Voice agent on OpenAI's GPT-Realtime-2
Upgrading our voice agent to OpenAI's newest realtime voice model — GPT-5-class reasoning, parallel tool calls, smoother interruption handling, and a 128k-token conversation memory.
What’s changing
OpenAI shipped a new generation of voice models on May 8, 2026, led by GPT-Realtime-2 — their first voice model with GPT-5-class reasoning. We’re upgrading Routiq’s voice agent to run on it.
Why this matters for clinic calls
Voice calls into a busy clinic are messier than text. Patients trail off mid-sentence, change their minds, talk over the receptionist, mix two requests into one breath. The current generation of voice AI handles the easy 80% well. The hard 20% — “actually, can I bring my son to that one too, and could I switch from Tuesday to Thursday?” — is where models still trip.
GPT-Realtime-2 is built to handle that hard 20% better:
- GPT-5-class reasoning means the model can think more carefully about multi-part requests instead of pattern-matching the first thing it heard.

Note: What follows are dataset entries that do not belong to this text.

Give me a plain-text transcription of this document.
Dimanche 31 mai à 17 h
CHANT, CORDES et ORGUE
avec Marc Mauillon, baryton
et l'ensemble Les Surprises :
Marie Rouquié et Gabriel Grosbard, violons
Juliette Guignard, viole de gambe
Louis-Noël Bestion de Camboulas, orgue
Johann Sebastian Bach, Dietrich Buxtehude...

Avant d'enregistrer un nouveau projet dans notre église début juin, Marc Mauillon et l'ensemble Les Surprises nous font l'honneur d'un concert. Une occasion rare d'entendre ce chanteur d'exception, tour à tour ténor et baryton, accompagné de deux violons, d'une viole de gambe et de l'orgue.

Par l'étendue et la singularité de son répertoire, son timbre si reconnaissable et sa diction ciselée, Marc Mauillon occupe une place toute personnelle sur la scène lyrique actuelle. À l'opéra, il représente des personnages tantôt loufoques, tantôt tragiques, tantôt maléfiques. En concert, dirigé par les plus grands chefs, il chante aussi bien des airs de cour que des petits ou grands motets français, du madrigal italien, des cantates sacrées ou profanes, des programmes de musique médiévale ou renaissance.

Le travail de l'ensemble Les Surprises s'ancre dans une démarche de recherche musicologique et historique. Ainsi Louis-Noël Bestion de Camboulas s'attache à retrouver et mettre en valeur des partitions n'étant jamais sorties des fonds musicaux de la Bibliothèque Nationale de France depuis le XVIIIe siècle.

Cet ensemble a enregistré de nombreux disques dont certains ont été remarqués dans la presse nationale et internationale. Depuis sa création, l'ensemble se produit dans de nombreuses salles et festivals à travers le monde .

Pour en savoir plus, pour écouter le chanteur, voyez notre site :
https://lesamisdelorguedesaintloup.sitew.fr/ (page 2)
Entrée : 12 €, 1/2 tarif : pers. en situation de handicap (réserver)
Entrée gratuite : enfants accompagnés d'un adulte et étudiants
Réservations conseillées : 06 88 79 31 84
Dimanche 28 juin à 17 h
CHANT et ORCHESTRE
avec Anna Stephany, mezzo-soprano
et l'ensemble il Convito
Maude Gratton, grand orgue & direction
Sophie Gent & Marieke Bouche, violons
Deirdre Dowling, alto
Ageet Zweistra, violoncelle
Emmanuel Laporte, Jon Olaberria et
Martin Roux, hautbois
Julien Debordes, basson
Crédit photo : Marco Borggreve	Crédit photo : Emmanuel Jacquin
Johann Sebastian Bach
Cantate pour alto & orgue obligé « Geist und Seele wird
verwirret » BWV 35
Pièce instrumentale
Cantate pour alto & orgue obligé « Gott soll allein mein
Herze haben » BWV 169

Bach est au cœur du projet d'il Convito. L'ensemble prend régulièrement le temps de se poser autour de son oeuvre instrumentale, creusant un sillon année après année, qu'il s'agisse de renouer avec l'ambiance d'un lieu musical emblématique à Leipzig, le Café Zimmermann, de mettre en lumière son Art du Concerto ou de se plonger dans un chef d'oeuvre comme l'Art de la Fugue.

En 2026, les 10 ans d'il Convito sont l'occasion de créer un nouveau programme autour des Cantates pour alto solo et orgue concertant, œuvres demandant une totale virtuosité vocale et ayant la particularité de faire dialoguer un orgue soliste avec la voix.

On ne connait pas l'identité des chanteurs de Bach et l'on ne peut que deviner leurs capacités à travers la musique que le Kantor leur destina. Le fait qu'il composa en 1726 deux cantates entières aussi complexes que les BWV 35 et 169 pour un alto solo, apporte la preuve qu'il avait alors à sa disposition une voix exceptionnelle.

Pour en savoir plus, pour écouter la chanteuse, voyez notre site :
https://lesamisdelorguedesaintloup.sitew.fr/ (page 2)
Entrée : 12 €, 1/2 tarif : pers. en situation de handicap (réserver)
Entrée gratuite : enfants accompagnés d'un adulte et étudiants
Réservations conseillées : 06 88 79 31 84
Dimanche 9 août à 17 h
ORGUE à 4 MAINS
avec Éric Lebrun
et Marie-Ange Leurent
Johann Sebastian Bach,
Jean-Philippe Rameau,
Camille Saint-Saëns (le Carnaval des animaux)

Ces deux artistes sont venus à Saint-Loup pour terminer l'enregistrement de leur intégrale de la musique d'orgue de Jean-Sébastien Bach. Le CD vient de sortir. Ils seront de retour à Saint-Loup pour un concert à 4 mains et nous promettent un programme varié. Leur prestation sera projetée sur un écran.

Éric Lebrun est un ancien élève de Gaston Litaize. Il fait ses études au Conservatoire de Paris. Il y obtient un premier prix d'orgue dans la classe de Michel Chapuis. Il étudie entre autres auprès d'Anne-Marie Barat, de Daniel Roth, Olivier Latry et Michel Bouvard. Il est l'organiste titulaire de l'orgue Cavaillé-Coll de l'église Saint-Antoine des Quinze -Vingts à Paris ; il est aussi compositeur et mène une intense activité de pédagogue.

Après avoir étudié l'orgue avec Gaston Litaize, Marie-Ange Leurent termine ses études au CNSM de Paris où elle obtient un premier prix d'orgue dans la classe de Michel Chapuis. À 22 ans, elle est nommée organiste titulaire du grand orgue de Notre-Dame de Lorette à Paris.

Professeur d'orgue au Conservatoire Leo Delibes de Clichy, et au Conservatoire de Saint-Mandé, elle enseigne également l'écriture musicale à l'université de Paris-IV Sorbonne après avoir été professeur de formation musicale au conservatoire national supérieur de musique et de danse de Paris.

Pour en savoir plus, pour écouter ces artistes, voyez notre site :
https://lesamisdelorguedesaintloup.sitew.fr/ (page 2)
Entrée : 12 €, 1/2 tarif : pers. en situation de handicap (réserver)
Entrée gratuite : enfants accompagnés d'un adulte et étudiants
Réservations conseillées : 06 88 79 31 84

- Parallel tool calls mean the agent can check availability AND look up the patient AND verify the appointment type at the same time — cutting the awkward “let me check that for you” pauses.
- 128k context window means the agent remembers everything said in a long call. The patient who said “I’m allergic to lavender” at minute 2 won’t be forgotten at minute 8.

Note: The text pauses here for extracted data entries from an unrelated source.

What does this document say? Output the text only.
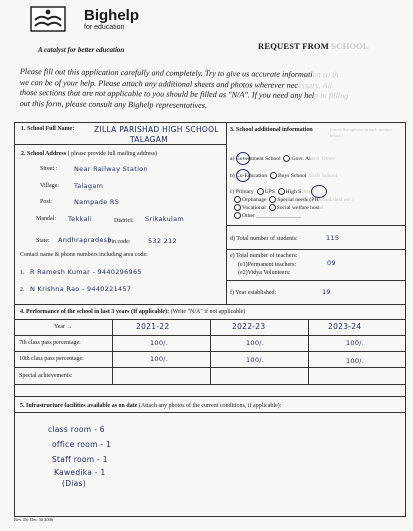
Bighelp
for education
A catalyst for better education	REQUEST FROM SCHOOL
Please fill out this application carefully and completely. Try to give us accurate information so th
we can be of your help. Please attach any additional sheets and photos wherever necessary. All
those sections that are not applicable to you should be filled as "N/A". If you need any help in filling
out this form, please consult any Bighelp representatives.
1. School Full Name:	ZILLA PARISHAD HIGH SCHOOL
TALAGAM
2. School Address ( please provide full mailing address)
Street :	Near Railway Station
Village: Talagam
Post:	Nampade RS
Mandal: Tekkali	District: Srikakulam
State: Andhrapradesh
Pin code:	532 212
Contact name & phone numbers including area code:
1. R Ramesh Kumar - 9440296965
2. N Krishna Rao - 9440221457
3. School additional information	(circle the options in each section below)
a) Government School Govt. Aided Other
b) Co-Education Boys School Girls School
c) Primary UPS High School
Orphanage Special needs (PH/blind/deaf etc.)
Vocational Social welfare hostel
Other ________________
d) Total number of students:	115
e) Total number of teachers:
(e1)Permanent teachers:	09
(e2)Vidya Volunteers:
f) Year established:	19
4. Performance of the school in last 3 years (If applicable): (Write "N/A" if not applicable)
Year →	2021-22	2022-23	2023-24
7th class pass percentage:	100/.	100/.	100/.
10th class pass percentage:	100/.	100/.	100/.
Special achievements:
5. Infrastructure facilities available as on date (Attach any photos of the current conditions, if applicable):
class room - 6
office room - 1
Staff room - 1
Kawedika - 1
(Dias)
Rev. Dt: Dec 30 2006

- Better interruption handling at the model layer, compounding with the interruption fix we shipped recently.
- Adjustable reasoning effort (normal, high, xhigh) — we can tune how much the model “thinks” per turn based on whether speed or accuracy matters more for that flow.
OpenAI reports a 15.2% improvement on the Big Bench Audio benchmark over the previous generation.
What you’ll notice
In day-to-day clinic operations: fewer of those small, annoying moments where the AI misses something on a phone call. More natural pauses. Faster availability lookups. Better follow-through on complex requests. Same voice, smarter brain.

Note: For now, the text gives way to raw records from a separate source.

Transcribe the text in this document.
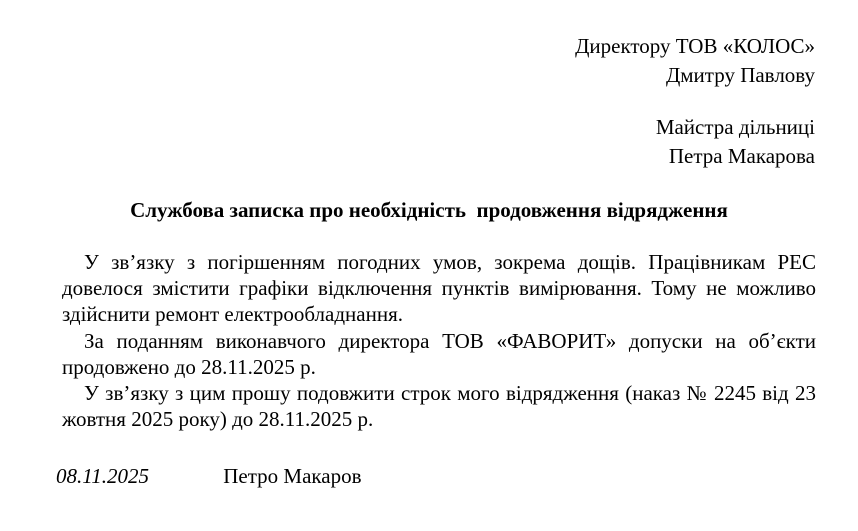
Директору ТОВ «КОЛОС»
Дмитру Павлову
Майстра дільниці
Петра Макарова
Службова записка про необхідність  продовження відрядження

У зв’язку з погіршенням погодних умов, зокрема дощів. Працівникам РЕС довелося змістити графіки відключення пунктів вимірювання. Тому не можливо здійснити ремонт електрообладнання.

За поданням виконавчого директора ТОВ «ФАВОРИТ» допуски на об’єкти продовжено до 28.11.2025 р.

У зв’язку з цим прошу подовжити строк мого відрядження (наказ № 2245 від 23 жовтня 2025 року) до 28.11.2025 р.

08.11.2025	Петро Макаров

What we’re working through
The model is in OpenAI’s Realtime API now, so the access is unblocked. The work for us is:
- Side-by-side eval against the current voice agent on real call recordings (with permission) — does GPT-Realtime-2 actually outperform on Routiq’s specific workload, or just on generic benchmarks?
- Re-tuning the system prompts and tool descriptions — newer models often reward different prompting patterns.
- Cost modelling — the new model is more expensive per token, but parallel tool calls and better first-pass accuracy may net out to fewer tokens per call.
- Gradual rollout: pilot on a couple of clinics with high call volume, watch the eval-harness scores, then broaden.
If the eval numbers don’t beat what we have, we stay on the current model. The point isn’t to chase shiny new releases — it’s to ship the call experience that actually books more patients.